When a book achieves a lot of success and generates attention, I always wonder if it will live up to my expectations. I don’t know what I was expecting of Bernardine Evaristo’s eighth novel, and even after reading, I can’t quite find the words to describe it. All I can do is urge you to read it. Winner of the 2019 Booker Prize, Girl, Woman, Other, explores race and feminism in an honest, gripping, and challenging way. All the characters are intelligently and unexpectedly woven together to create a narrative full of representation.
“this is not about feeling something or about speaking words
this is about being
For anyone who hasn’t heard of this novel (where are you?), it explores the stories of twelve diverse women as they discuss their backgrounds, relationships and the journeys that have taken them to where they are now. The women are grouped into threes, and are closely connected, yet throughout the novel we discover that all the women are interconnected in some way. That’s all I’ll say on the plot as I don’t want to give any spoilers, but I assure you that each woman’s story is as powerful as the last.

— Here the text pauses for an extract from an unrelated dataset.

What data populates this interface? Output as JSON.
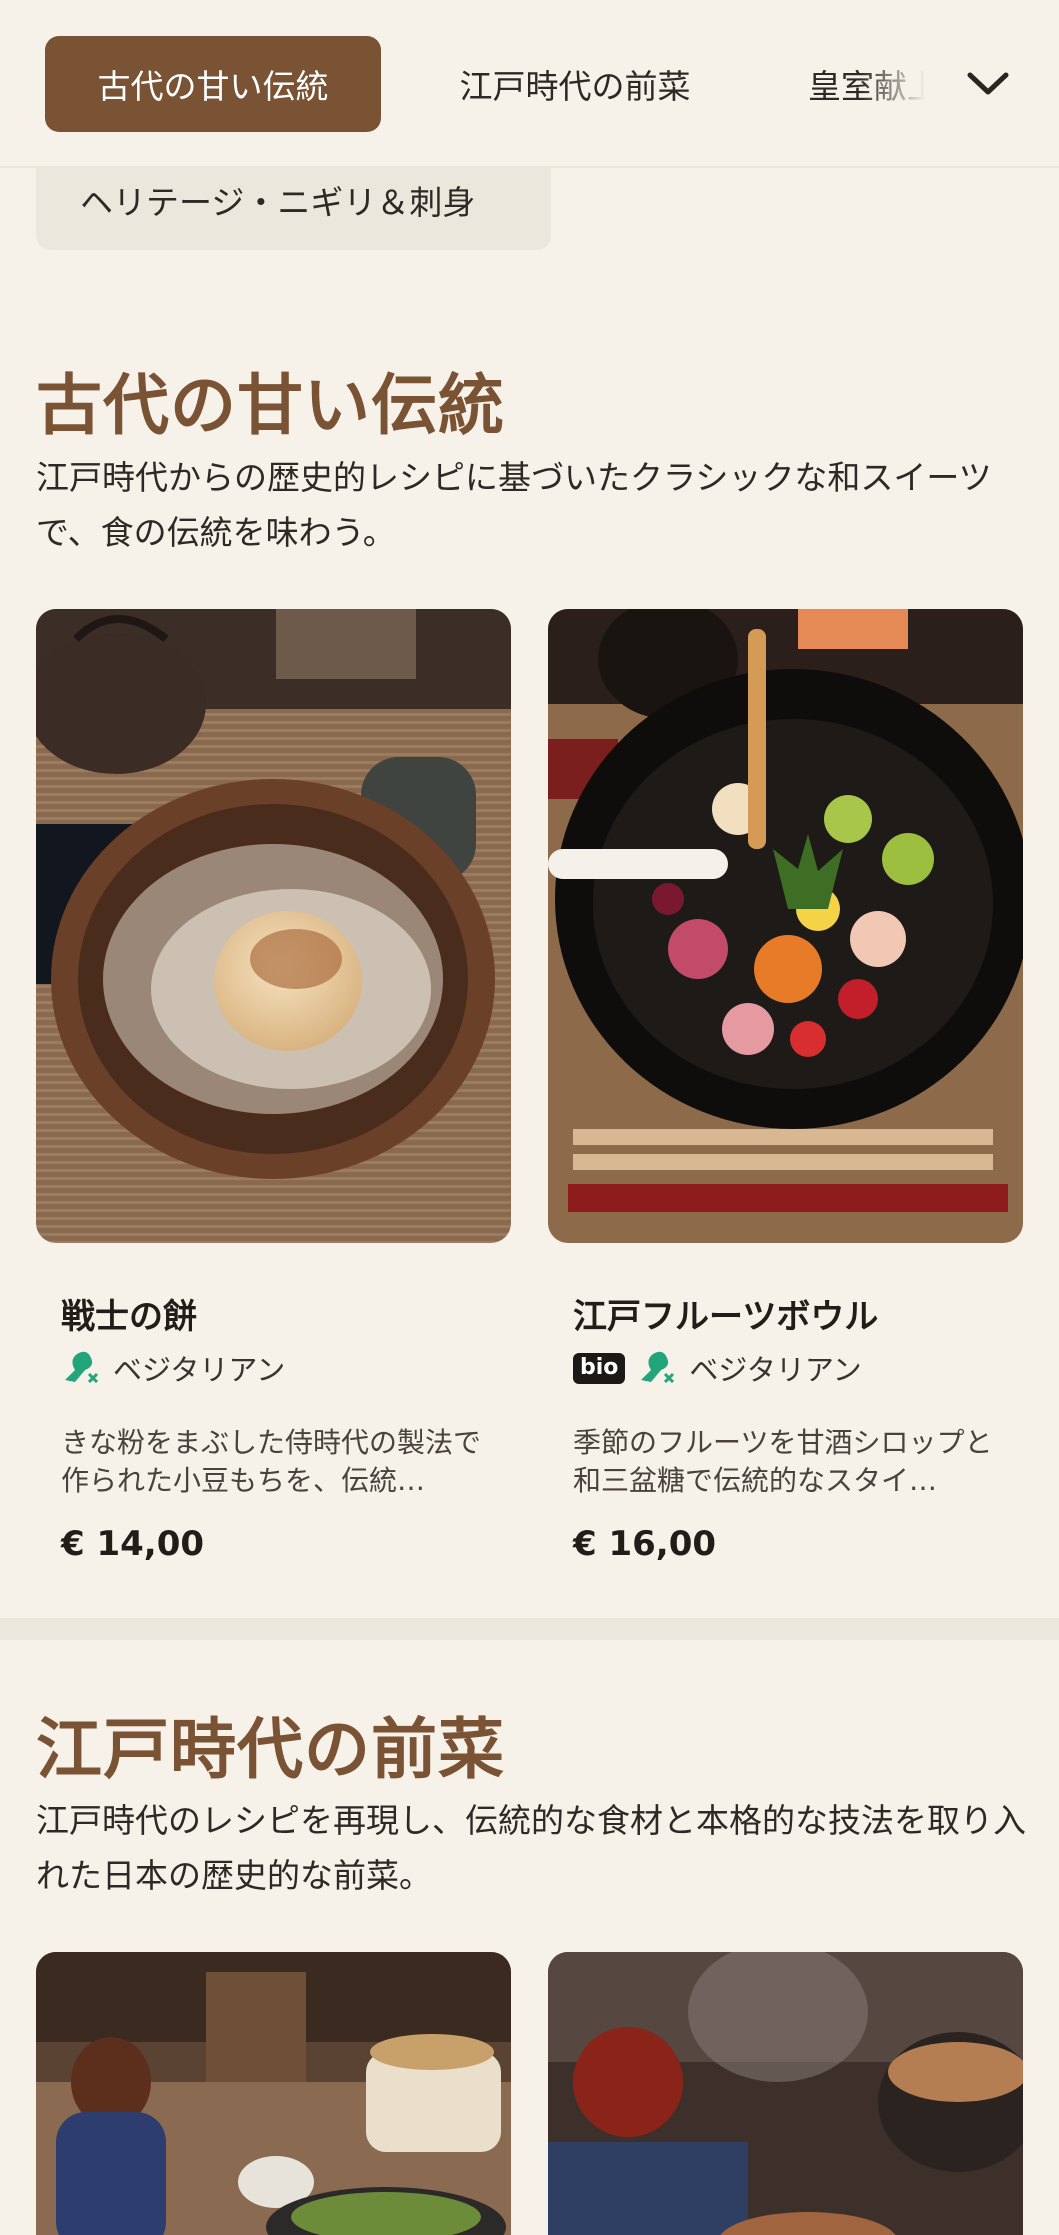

Evaristo has explained that she doesn’t judge her characters, portraying each of them as their own person who makes their own choices, and perhaps it isn’t out place to judge whether they are good or bad (although Winsome makes some questionable decisions). There are no secrets in this novel, each character lays themselves completely bare earning each of them the respect they deserve.
“Hattie saw that neither of her children liked being coloured and she didn’t know what to do about it”
Who is my favourite character? I’ve asked myself this question so many times and I keep changing my answer. Dominque’s psychologically abusive relationship was heart-breaking, Carole’s strength to fight for her right to education was inspiring and Morgan’s self-acceptance as they discover their gender identity sheds a light on the struggles of identifying as non-binary. Yet I also love Yazz’s passionate outbursts as she recognises she is part of the “Swipe-Like-Chat-Invite-Fuck Generation” where “the older generation has RUINED EVERYTHING and her generation is dooooooooomed”. But ultimately I think it is Penelope that brings the whole book together and gives the novel a sense of joy.
I’d 10/10 recommend this book, its informative, full of sadness, joy and each individual’s story is thought provoking and powerful. Different sexualities, races, generations, classes and family backgrounds all come together to realistically portray a world that isn’t often explored in literature. I would love to see this novel become part of the curriculum in the future due to its huge breadth of topics which could generate so many interesting discussions in a classroom. Teaching about diversity and acceptance, these 12 short stories fit together like a jigsaw to create this incredible novel. An absolute must read.